Mical represents a conserved family of cytosolic multidomain proteins. According to research on Mical family genes in flies, Mical genes are mainly expressed in the nervous system and the musculature and have roles in axon guidance, myofilament organization and synaptogenesis.47, 51 The connection of MICALL2 with several other genes associated with psychiatric disorders (Supplementary Figure 4) indicates that MICALL2 might exert important effects on the development of common phenotypic features in psychiatric disorders, including ADHD, through interactions with other genes. For example, MICALL2 could regulate neurite outgrowth by binding to Rab13,52 which is encoded by RAB13, and showed increased mRNA expression during neuronal regeneration. Additionally, MICALL2 could mediate the endocytic recycling of occludin in the tight junctions of MTD-1A cells53, 54, 55 and the migration of transfer Actinin-4 (encoded by ACTN4) from the cell body to the tips of neurites52 through binding to Rab13, which mediates the Dysbindin-1–necdin–p53 pathway in schizophrenia.56

Inhibition dysfunction is a key deficit of ADHD. By comparing the inhibitory function of a subset of patients recruited for this study with a control group, we revealed a consistent inhibitory deficit of ADHD patients in our previous study.57 Further evidence from literature suggested inhibitory deficit was heritable58 and aggregated in the family members of individuals with ADHD.59 Family segregation was also supported by Rommelse et al.60 in a large family-based study. In McAuley’s study,15 the difference of response inhibition between ADHD and controls remained significant in adolescence, which was independent of remittent or persistent of the disorder, suggesting state independence for inhibitory deficit. All the above evidence supported inhibition dysfunction as an endophenotype of ADHD. In this study, we identified the association of rs11514810 with inhibitory function in the ADHD sample. By the mediation analysis, we further found that, although rs11514810 was not associated with ADHD symptoms, it accounts for indirect effect on ADHD hyperactivity-impulsivity symptom through the effect of the SNP on inhibition. However, as we did not include a control group in the association analysis, we cannot conclude that the gene variant identified caused inhibitory dysfunction in ADHD. This variant may have also been associated with individual differences in inhibitory control in healthy individuals, which necessitated further elucidation in a comparable control group. However, given the important role of executive inhibition in research on psychiatric disorders, this study, as the first significant GWAS of behavioral-cognitive phenotypes, provided important information about the genetic mechanism of inhibitory function.

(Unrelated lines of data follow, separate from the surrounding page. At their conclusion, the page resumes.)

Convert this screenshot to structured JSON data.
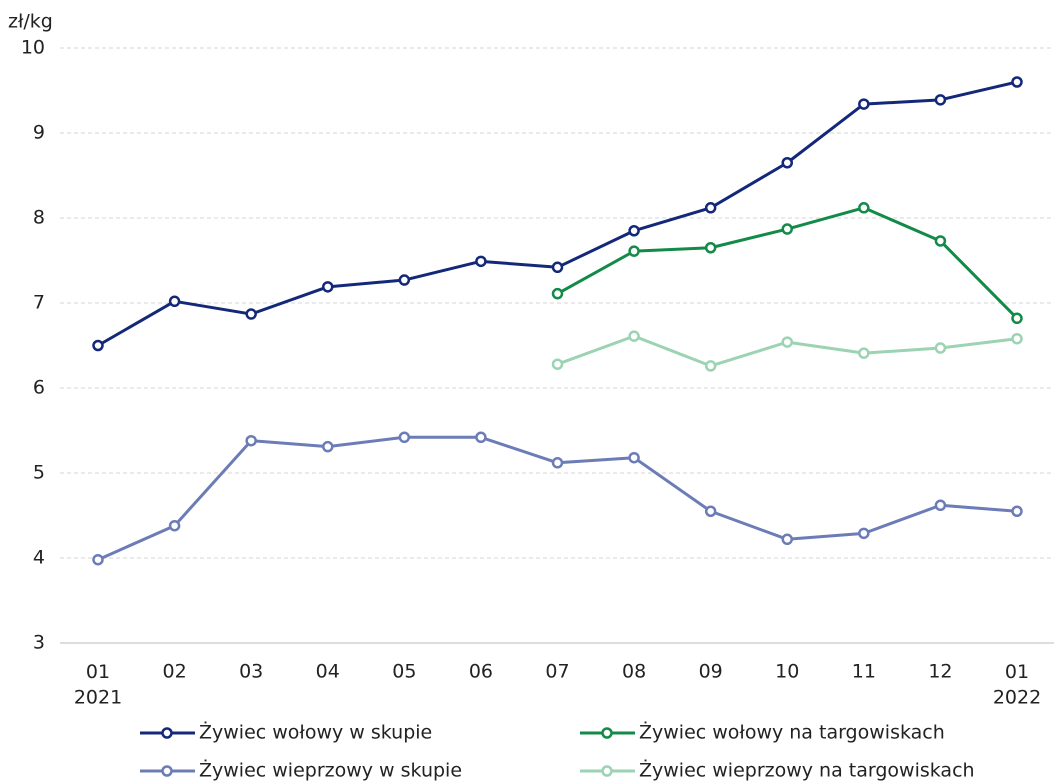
{
  "chart_data": {
    "type": "line",
    "ylabel": "zł/kg",
    "categories": [
      "01\n2021",
      "02",
      "03",
      "04",
      "05",
      "06",
      "07",
      "08",
      "09",
      "10",
      "11",
      "12",
      "01\n2022"
    ],
    "series": [
      {
        "name": "Żywiec wołowy w skupie",
        "color": "#14287a",
        "values": [
          6.5,
          7.02,
          6.87,
          7.19,
          7.27,
          7.49,
          7.42,
          7.85,
          8.12,
          8.65,
          9.34,
          9.39,
          9.6
        ]
      },
      {
        "name": "Żywiec wołowy na targowiskach",
        "color": "#138a48",
        "values": [
          null,
          null,
          null,
          null,
          null,
          null,
          7.11,
          7.61,
          7.65,
          7.87,
          8.12,
          7.73,
          6.82
        ]
      },
      {
        "name": "Żywiec wieprzowy w skupie",
        "color": "#6c7cb6",
        "values": [
          3.98,
          4.38,
          5.38,
          5.31,
          5.42,
          5.42,
          5.12,
          5.18,
          4.55,
          4.22,
          4.29,
          4.62,
          4.55
        ]
      },
      {
        "name": "Żywiec wieprzowy na targowiskach",
        "color": "#9bd3b3",
        "values": [
          null,
          null,
          null,
          null,
          null,
          null,
          6.28,
          6.61,
          6.26,
          6.54,
          6.41,
          6.47,
          6.58
        ]
      }
    ],
    "ylim": [
      3,
      10
    ],
    "yticks": [
      3,
      4,
      5,
      6,
      7,
      8,
      9,
      10
    ],
    "grid": true,
    "legend": "bottom"
  }
}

In summary, in this study, we used two independent sample groups to identify and verify the significant variant near MICALL2 associated with executive inhibition, as measured using the Stroop test. Within the same sample used for the GWAS of categorical ADHD,7 the dimensional neuropsychological endophenotype appeared to be more sensitive than the behavioral phenotype for discovering significant association signals. Further analysis of expression regulatory features and studies in an animal model helped to reveal the possible causal mechanism at the significant locus. The results provide more insight into the pathophysiology of ADHD through the impairment of executive inhibition, again highlighting neuronal development in the pathogenic process. Considering the complexity of cognition and behavior, it is likely that more genes remain to be discovered in larger samples and that more aspects of executive function should be discussed.